QUESTION PERIOD — Foreign Affairs
Indo-Pacific Strategy
November 29, 2022
My question is to Senator Gold, and it relates to Canada’s newly released Indo-Pacific Strategy. It also picks up on comments that were made yesterday at the University of Ottawa by China’s ambassador, where he referred specifically to a point in the strategy that says that China is an increasingly disruptive global power.
Ambassador Cong was quoted as saying:
Unfortunately it seems that Canada has followed the United States practice of creating division and of fomenting confrontation in the region.
He went on to say:
When it comes to China, it distorted facts (and) hyped up the so-called China threat and infringed upon China’s internal affairs.

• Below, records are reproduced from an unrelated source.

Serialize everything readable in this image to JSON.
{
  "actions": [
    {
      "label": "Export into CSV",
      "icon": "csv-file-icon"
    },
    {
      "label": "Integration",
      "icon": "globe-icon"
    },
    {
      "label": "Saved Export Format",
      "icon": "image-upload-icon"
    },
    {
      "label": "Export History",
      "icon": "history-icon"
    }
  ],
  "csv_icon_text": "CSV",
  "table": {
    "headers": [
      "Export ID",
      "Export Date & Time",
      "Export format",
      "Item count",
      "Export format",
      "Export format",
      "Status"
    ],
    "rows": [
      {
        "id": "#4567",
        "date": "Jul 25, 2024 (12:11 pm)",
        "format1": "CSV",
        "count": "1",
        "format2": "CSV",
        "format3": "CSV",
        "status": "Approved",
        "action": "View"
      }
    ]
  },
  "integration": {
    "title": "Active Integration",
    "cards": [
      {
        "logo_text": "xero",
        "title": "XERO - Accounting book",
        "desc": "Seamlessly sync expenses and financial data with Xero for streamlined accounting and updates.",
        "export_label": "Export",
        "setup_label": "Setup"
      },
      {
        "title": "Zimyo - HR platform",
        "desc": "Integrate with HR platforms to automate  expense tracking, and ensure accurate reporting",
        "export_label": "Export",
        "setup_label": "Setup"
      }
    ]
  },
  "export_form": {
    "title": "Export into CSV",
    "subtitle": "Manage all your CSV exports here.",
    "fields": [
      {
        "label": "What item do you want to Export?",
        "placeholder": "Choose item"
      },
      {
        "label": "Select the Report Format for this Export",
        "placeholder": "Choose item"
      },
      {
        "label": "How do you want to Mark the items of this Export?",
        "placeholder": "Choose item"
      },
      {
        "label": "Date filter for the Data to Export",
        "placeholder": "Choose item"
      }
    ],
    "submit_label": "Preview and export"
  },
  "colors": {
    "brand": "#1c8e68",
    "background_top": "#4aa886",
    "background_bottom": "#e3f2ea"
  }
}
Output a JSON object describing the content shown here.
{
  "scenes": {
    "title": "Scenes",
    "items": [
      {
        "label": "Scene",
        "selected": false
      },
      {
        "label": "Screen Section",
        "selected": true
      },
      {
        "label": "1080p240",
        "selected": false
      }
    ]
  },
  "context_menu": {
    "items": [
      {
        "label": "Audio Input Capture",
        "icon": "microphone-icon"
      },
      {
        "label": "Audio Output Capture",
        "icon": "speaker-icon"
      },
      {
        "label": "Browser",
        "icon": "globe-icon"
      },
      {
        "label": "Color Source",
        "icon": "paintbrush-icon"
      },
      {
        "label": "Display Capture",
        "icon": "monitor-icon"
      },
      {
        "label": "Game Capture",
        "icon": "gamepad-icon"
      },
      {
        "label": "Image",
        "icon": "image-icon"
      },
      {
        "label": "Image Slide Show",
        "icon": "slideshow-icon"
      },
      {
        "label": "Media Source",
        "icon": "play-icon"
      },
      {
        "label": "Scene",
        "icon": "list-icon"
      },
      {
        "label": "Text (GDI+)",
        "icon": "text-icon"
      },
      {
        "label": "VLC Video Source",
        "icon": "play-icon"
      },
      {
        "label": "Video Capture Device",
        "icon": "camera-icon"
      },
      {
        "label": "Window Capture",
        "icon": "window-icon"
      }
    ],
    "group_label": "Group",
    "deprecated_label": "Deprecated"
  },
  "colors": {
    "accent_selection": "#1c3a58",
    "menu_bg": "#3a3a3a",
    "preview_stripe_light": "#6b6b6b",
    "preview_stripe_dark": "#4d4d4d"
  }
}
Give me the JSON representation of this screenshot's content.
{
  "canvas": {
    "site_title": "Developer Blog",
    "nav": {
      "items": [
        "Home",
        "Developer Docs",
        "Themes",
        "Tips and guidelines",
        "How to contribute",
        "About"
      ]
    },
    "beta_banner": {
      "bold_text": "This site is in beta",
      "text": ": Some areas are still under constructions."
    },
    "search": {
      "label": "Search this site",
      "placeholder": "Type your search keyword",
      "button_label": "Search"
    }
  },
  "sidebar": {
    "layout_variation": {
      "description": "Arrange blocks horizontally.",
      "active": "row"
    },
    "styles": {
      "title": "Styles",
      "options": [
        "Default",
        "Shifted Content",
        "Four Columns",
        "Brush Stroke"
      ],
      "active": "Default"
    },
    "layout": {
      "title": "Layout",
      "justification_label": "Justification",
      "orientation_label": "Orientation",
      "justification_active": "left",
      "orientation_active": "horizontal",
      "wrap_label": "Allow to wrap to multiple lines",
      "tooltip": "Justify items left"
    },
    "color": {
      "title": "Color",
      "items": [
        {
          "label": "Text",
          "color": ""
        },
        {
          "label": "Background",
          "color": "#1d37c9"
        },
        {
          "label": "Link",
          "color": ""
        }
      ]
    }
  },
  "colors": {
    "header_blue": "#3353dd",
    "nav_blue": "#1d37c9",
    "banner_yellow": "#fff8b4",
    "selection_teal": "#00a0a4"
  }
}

We firmly oppose it.
Senator Gold, it is said that diplomacy works best not only talking to our friends. With these developments, please update us on how Canada will keep lines of communication open with this global power, especially in these tense times.
Thank you for your question. No Canadian is surprised at the response of the Chinese ambassador and of the Chinese government. They do not like to be called out for their human rights abuses, for their expansionist pretensions in the region and for all the other ways in which it’s flouting international norms that it has profited by for many years.
The Indo-Pacific policy announced by the Minister of Foreign Affairs is designed both to strengthen our relationships in the region and, quite frankly, to provide a buffer and counterpoint to the aspects of Chinese assertiveness in the region. But as the minister said, we will confront China where necessary. We will cooperate where also necessary, whether it’s on the issue of climate change.
Let’s be frank: The Canadian and Chinese economies have grown to be very interdependent. Many sectors, including the agricultural sector, are heavily dependent, and we have to manage this difficult relationship with finesse, but also with firmness, and that is exactly what this policy aims to do.